Aku mungkin
berbeda dengan kebanyakan perempuan di muka bumi. Biasanya, saat mereka bosan
dan banyak pikiran, mereka akan pergi berbelanja berbagai macam pakaian dan
aksesoris. Namun, aku tidak sama. Saat banyak pikiran seperti saat ini, aku lebih
senang pergi ke toko buku. Entah itu membeli buku atau hanya sekedar membaca
sinopsis cerita dan endorsement yang tertera di cover belakang
buku. Setelah puas mengelilingi rak-rak raksasa yang berjajar rapi di dalam
toko, aku melangkahkan kaki naik ke lantai dua yang difungsikan sebagai sebuah
café. Tempat itu sangat nyaman dan tenang. Cocok sekali untuk orang-orang yang
ingin menyendiri dan tak ingin diganggu. Dan hari ini, aku benar-benar tak
ingin diganggu. Inilah tempat pelarianku.
Setelah
memesan secangkir cappuccino hangat, aku duduk di sebuah sudut café. Dari sana,
aku dapat melihat lantai bawah yang dipenuhi dengan rak-rak raksasa dan jajaran
banner yang bertuliskan daftar buku-buku new entry ataupun best
seller dari berbagai macam penerbit lokal maupun nasional. Hari ini,
pengunjung toko buku ramai sekali karena ada diskon buku besar-besaran.

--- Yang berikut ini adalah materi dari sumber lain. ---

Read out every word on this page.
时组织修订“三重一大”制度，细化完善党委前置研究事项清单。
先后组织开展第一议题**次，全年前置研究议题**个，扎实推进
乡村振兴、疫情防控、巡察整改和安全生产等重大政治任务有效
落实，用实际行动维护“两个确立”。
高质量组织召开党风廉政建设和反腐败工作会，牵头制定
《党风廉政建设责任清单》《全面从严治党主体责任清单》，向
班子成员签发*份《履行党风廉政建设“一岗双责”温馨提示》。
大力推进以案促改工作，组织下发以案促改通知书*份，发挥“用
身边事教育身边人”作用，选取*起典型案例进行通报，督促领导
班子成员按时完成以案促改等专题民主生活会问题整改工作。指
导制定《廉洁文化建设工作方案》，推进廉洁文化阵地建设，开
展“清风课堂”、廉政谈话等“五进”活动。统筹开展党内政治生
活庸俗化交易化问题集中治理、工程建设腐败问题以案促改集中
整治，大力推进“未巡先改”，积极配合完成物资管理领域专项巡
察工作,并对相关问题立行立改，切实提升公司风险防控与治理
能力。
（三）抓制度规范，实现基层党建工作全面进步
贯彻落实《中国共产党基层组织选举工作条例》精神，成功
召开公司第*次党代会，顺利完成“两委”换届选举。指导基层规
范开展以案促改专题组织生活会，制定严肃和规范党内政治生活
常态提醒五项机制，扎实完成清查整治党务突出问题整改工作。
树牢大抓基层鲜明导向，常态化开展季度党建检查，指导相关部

Untungnya toko buku tidak seperti distro atau toko pakaian yang sedang diskon
besar-besaran juga. Walau toko buku itu sedang mengadakan diskon besar-besaran,
para pengunjung yang datang tidak “ganas” seperti pengunjung distro atau toko
pakaian diskon. Para pengunjung tampak tetap tenang dan tak satu pun dari
mereka yang berebutan barang seperti di toko pakaian. Aku tersenyum sendiri
mencoba melupakan masalah yang memenuhi benakku. Tiba-tiba, tanpa sengaja aku
melirik cincin perak bermata satu yang melingkar di jari manisku. Dan mau tak
mau, pikiranku kembali ke masalah itu. Ralat, lebih tepatnya bukan masalah,
melainkan pilihan yang memusingkan untuk seorang perempuan yang akan melepas
masa lajangnya.
Beberapa
bulan kedepan, aku akan melepas masa lajangku. Aku tidak lagi berstatus wanita single.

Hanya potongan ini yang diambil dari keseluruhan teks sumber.